As a MPSA alumnus, what aspects of the programme did you find most rewarding?

 

The MPSA Programme provides an opportunity for participants to analyze conflicts by studying their root and structural causes, therefore allowing for the development of possible mitigation strategies. As a MPSA participant, learning how to map the actors in a conflict was not only interesting but also essential and fundamental. Studying the actors that intervene at different stages of conflict allows one to view the dynamic of interactions on the ground, whether the actors are regional, international or external. This is critical in developing various solutions to resolving those conflicts.

 

Another important aspect of the MPSA Programme that I utilize today is the approach behind conflict prevention and post-conflict reconstruction. Understanding the mechanisms of post-conflict reconstruction enables one to configure conflict mitigation strategies that can prevent the resurgence of conflict.

 

How has MPSA impacted your career?

 

During my participation in the MPSA programme, I worked with the ECOWAS Commission in the Peacekeeping and Regional Security Department. In 2011, I returned to serve my country [Niger] as Aide de Camp of the President and then his Special Chief of Staff. The MPSA Programme has contributed to the vision and approach of the work I am involved in.  As Director of the National Centre for Strategic and Security Studies, we have tried to implement research and educational programmes focusing on the fight against radicalization and violent extremism as well as developing a National Defense and Security Policy. The three-year strategic plan was a fundamental aspect in which Nigeriens could feel concerned with national issues of peace and security. The experience I had at MPSA enabled me to seek a national and global approach by assessing and addressing problems as well as finding urgent solutions from a national security perspective.

 

Furthermore, through MPSA I learned about the requirements needed to set up an early warning system, which I implemented in the establishment of the Nigerien National Observatory for Security Risks.

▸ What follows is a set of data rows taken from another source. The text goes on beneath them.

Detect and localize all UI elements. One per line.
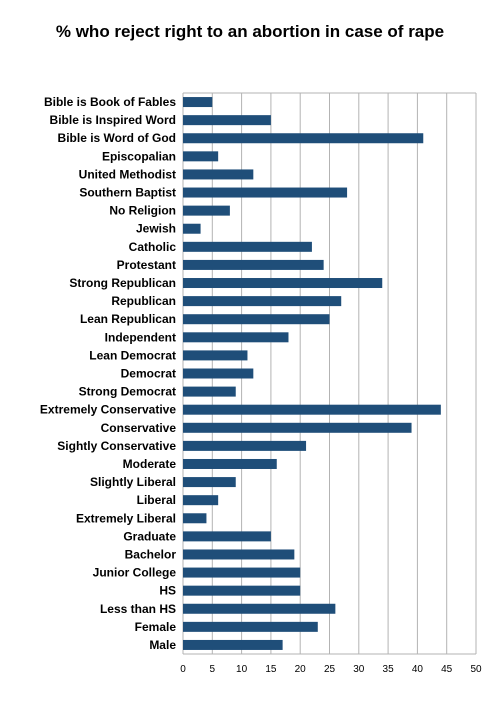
x-axis-tick-labels: 0 5 10 15 20 25 30 35 40 45 50: [180, 664, 482, 675]
x-tick-label: 5: [210, 664, 216, 675]
bar: [183, 241, 312, 252]
x-tick-label: 0: [180, 664, 186, 675]
category-label: Conservative: [101, 421, 177, 435]
category-label: Extremely Conservative: [40, 403, 176, 417]
category-labels: Bible is Book of Fables Bible is Inspired…: [40, 95, 176, 652]
category-label: No Religion: [109, 204, 176, 218]
bar: [183, 621, 318, 632]
bar: [183, 97, 213, 108]
bar: [183, 477, 236, 488]
category-label: Republican: [111, 294, 176, 308]
bar: [183, 567, 301, 578]
x-tick-label: 20: [295, 664, 307, 675]
bar: [183, 151, 219, 162]
bar: [183, 585, 301, 596]
bar: [183, 187, 348, 198]
category-label: Lean Republican: [80, 312, 176, 326]
x-tick-label: 25: [324, 664, 336, 675]
x-tick-label: 45: [441, 664, 453, 675]
category-label: Episcopalian: [102, 149, 176, 163]
bar: [183, 350, 248, 361]
bar: [183, 531, 271, 542]
bar: [183, 296, 342, 307]
x-tick-label: 30: [353, 664, 365, 675]
bar: [183, 422, 412, 433]
category-label: Liberal: [137, 493, 176, 507]
bar: [183, 115, 271, 126]
x-tick-label: 50: [470, 664, 482, 675]
bar: [183, 169, 254, 180]
category-label: Lean Democrat: [89, 348, 176, 362]
bar: [183, 495, 219, 506]
category-label: Female: [135, 620, 177, 634]
bar: [183, 513, 207, 524]
category-label: Moderate: [123, 457, 177, 471]
category-label: Slightly Liberal: [90, 475, 176, 489]
category-label: Bible is Inspired Word: [50, 113, 176, 127]
category-label: Bible is Book of Fables: [44, 95, 176, 109]
category-label: Less than HS: [100, 602, 176, 616]
category-label: Junior College: [93, 566, 177, 580]
category-label: Sightly Conservative: [57, 439, 176, 453]
bar: [183, 458, 277, 469]
category-label: Democrat: [121, 367, 176, 381]
category-label: Extremely Liberal: [76, 511, 176, 525]
bar: [183, 133, 424, 144]
category-label: Independent: [105, 330, 176, 344]
category-label: Protestant: [117, 258, 176, 272]
category-label: Bachelor: [125, 547, 177, 561]
category-label: Strong Republican: [69, 276, 176, 290]
category-label: HS: [159, 584, 176, 598]
x-tick-label: 15: [265, 664, 277, 675]
bar: [183, 440, 307, 451]
bar: [183, 259, 324, 270]
x-tick-label: 35: [383, 664, 395, 675]
bar: [183, 603, 336, 614]
grid-lines: [182, 92, 477, 655]
bar: [183, 404, 441, 415]
bars: [183, 97, 441, 650]
category-label: Strong Democrat: [79, 385, 176, 399]
bar: [183, 549, 295, 560]
bar: [183, 314, 330, 325]
category-label: Catholic: [129, 240, 177, 254]
bar: [183, 639, 283, 650]
category-label: Graduate: [123, 529, 176, 543]
category-label: Male: [149, 638, 176, 652]
bar: [183, 368, 254, 379]
bar: [183, 278, 383, 289]
bar: [183, 332, 289, 343]
bar: [183, 386, 236, 397]
x-tick-label: 10: [236, 664, 248, 675]
x-tick-label: 40: [412, 664, 424, 675]
bar: [183, 223, 201, 234]
category-label: Bible is Word of God: [58, 131, 176, 145]
chart-title: % who reject right to an abortion in cas…: [55, 22, 445, 41]
category-label: Jewish: [136, 222, 176, 236]
category-label: Southern Baptist: [79, 186, 176, 200]
bar: [183, 205, 230, 216]
category-label: United Methodist: [79, 167, 176, 181]
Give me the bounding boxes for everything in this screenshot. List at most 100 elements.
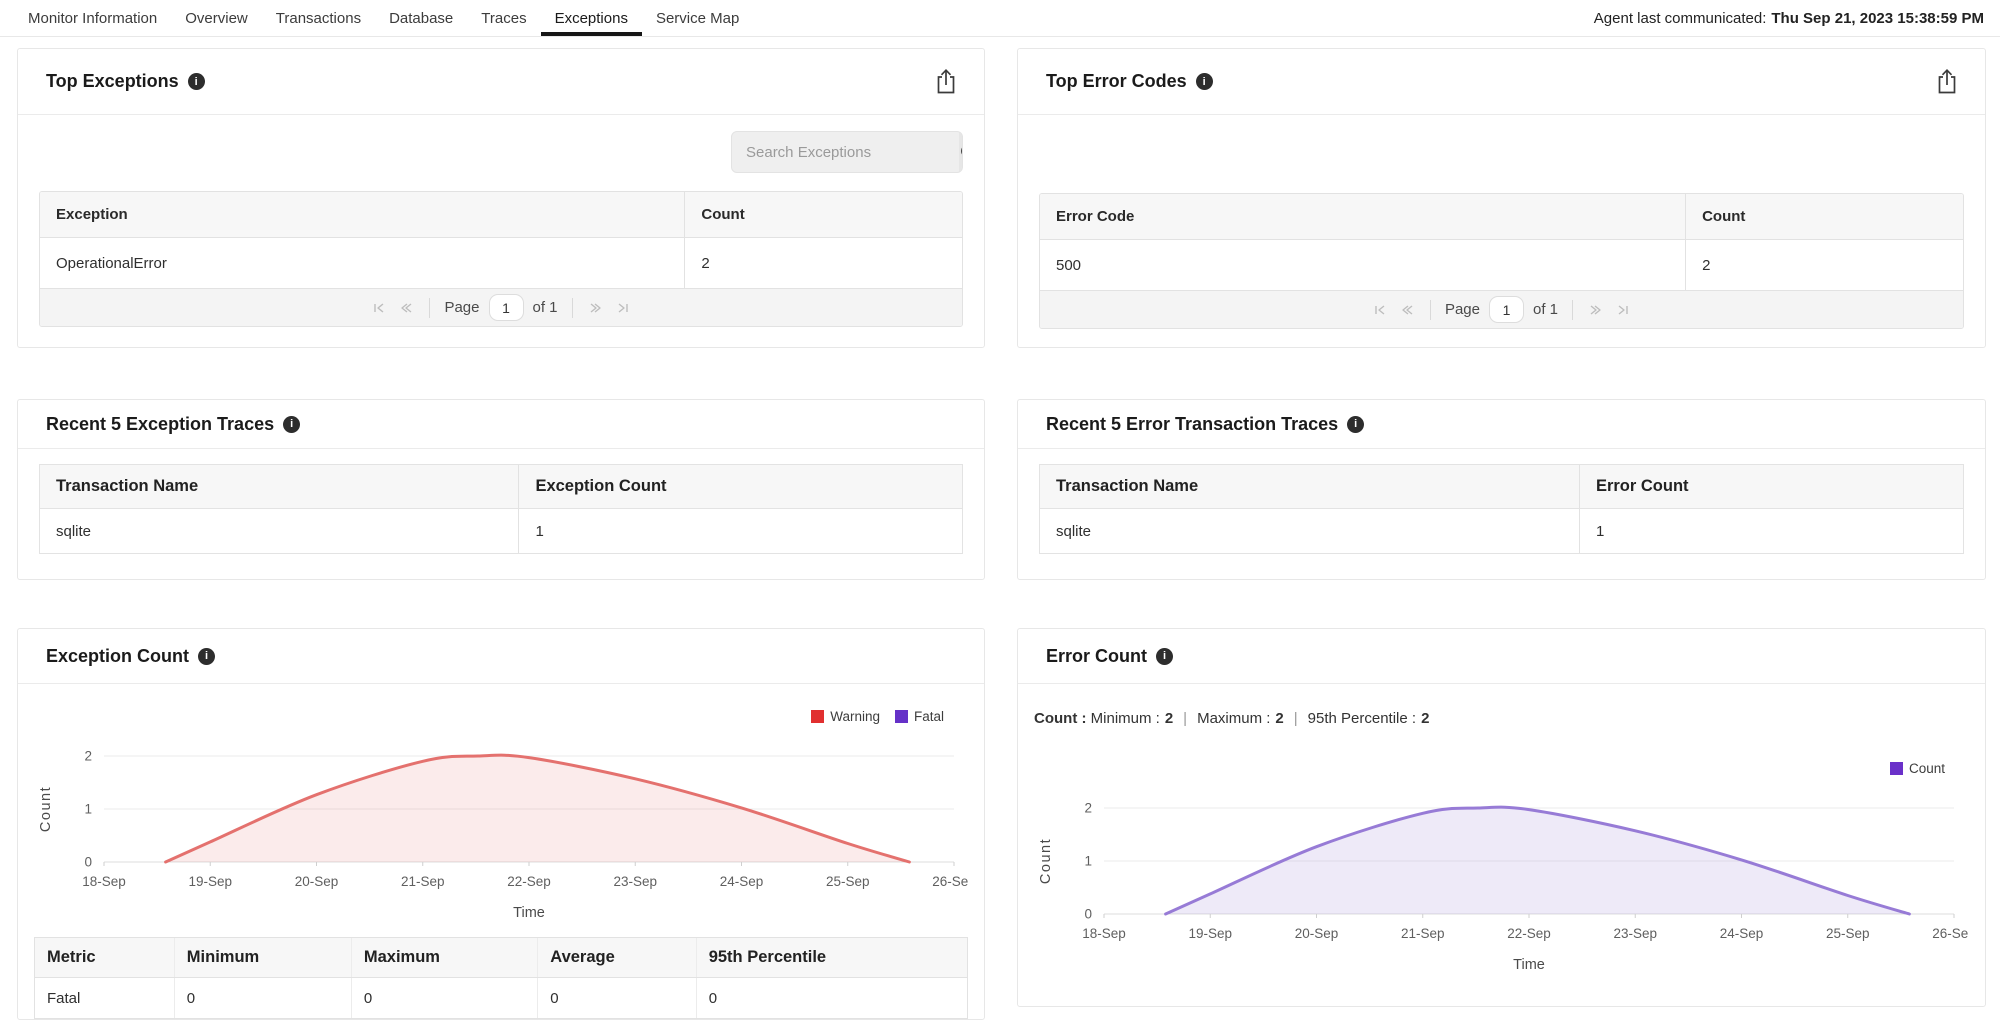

The Observatory is a prevention tool which will be dedicated to obtaining informative data based on a set of predefined indicators that can assess national security risks.

 

 

In your own assessment, how do you view the contributions of the G5 to the economic development and security of the Sahel region?

 

This is an important question. In the last four years, the G5 countries have gathered in a collaborative effort to take action regarding the evolution of the security situation in Mali. At the level of the G5 Sahel, there are two important pillars that Heads of State and Government are trying to activate through the Permanent Secretariat of the G5 headquartered in Nouakchott, Mauritania. The first pillar is the security pillar which enables us to urgently address the existing threats on the ground and thus combat the expanding terrorism in Northern Mali and other neighbouring regions. The Nigerien Armed Forces, as well as other G5 states, have put in place the G5 Sahel Joint Force to regroup the different forces from the five member countries into one brigade force (one Battalion per country) with the aim of eventually reaching 10,000 soldiers.

 

The second pillar is the development pillar. A military solution in Mali is only short-term. In the long run, we need to find sustainable solutions to the crisis. The Priority Investment Plan (PIP) at the level of the Permanent Secretariat of the G5 countries was established after taking into consideration the socio-economic, infrastructure and development aspects at the level of the different regional and local communities. This plan, if implemented across all G5 member states, can enable the creation of the necessary conditions for economic development.

 

In Niger, we have implemented the first Social and Economic Development Plan (2012-2015), and are currently running the second plan, which is pegged to the UN’s 2030 Sustainable Development Goals. There is an understanding of a long-term vision and to implement it we developed a five-year economic and social development plan. And thus, I believe that it is on these two pillars that the G5 Sahel states are trying to act on security in the short-term and development in the long-term.